Effects of 31 recombinant CYP2C19 variants on clomipramine metabolism in vitro

Background: CYP2C19 is an important member of the cytochrome P450 enzyme superfamily. We recently identified 31CYP2C19 alleles in the Han Chinese population; studying the effects of CYP2C19 on drug metabolism can help reduce adverse drug reactions and therapeutic failure. Aim: The aim of this study was to assess the catalytic activities of 31 allelic isoforms and their effects on the metabolism of clomipramine in vitro. Methods: The wild-type and 30 CYP2C19 variants were expressed in insect cells, and each variant was characterized using clomipramine as the substrate. Reactions were performed at 37°C with 5–150 μmol/L substrate for 30 min.
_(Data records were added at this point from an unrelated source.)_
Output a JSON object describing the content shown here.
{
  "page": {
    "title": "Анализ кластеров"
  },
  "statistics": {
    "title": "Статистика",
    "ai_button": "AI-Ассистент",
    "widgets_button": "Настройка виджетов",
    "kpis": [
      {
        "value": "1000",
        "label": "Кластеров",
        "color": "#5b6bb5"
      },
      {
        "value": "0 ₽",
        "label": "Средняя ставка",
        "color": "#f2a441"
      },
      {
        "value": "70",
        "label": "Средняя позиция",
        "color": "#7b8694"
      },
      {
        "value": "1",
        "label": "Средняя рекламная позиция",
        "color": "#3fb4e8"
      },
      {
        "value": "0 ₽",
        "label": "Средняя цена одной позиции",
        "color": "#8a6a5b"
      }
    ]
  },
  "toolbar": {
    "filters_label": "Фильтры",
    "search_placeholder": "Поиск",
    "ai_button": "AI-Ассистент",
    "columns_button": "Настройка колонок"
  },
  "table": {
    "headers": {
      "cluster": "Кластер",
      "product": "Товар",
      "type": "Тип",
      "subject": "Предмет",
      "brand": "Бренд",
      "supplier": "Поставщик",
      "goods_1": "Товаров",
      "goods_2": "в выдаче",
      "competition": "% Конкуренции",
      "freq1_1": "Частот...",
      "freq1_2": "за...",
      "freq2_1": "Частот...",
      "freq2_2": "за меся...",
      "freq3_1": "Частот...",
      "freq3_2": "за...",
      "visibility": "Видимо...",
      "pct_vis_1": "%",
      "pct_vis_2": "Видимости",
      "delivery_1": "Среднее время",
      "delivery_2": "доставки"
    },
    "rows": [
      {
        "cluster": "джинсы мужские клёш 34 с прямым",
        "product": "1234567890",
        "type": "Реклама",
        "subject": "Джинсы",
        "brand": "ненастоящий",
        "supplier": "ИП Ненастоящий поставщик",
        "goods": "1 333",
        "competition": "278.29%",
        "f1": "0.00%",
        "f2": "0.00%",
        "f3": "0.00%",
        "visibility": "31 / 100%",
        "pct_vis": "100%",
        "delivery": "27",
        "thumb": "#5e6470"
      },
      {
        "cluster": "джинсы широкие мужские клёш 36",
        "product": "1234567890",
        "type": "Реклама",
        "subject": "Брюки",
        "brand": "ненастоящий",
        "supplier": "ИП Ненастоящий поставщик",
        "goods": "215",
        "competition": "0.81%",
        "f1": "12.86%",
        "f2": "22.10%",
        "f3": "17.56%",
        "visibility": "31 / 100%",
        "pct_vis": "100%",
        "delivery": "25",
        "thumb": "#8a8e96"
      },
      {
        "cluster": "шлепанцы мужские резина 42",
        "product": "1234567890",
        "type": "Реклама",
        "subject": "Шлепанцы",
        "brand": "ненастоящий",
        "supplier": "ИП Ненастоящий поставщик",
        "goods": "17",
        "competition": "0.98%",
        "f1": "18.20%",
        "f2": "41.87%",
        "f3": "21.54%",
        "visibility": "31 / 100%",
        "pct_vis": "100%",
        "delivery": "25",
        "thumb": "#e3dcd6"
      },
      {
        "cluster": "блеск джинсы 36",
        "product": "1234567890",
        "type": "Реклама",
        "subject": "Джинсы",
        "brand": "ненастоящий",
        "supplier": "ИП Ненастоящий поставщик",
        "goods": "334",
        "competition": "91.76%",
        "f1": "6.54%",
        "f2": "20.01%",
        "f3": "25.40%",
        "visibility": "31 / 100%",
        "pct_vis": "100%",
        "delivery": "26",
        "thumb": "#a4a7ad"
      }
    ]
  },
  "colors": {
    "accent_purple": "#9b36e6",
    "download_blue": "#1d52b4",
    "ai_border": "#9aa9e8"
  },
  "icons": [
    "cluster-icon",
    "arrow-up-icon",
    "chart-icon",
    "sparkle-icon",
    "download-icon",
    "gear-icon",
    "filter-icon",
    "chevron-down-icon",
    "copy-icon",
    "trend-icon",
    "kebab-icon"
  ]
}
By using ultra-high-performance liquid chromatography-mass spectrometry to detect the products, the kinetic parameters Km, Vmax, and intrinsic clearance (Vmax/Km) of N-desmethyl clomipramine were determined. Results: Among the CYP2C19 variants tested, CYP2C19*29, L16F, and T130M showed extremely increased intrinsic clearance of clomipramine, CYP2C19*3C, and N277K showed similar intrinsic clearance (Vmax/Km) values with CYP2C19*1, while the intrinsic clearance values of other variants were significantly decreased (from 0.65% to 63.28%). In addition, CYP2C19*3 and 35FS could not be detected because they have no detectable enzyme activity. Conclusions: As the first report of 31 CYP2C19 alleles for clomipramine metabolism, our study could provide corresponding reference for clomipramine for further studies in vivo and offer valuable information relevant to the personalized medicine for CYP2C19-metabolized drug.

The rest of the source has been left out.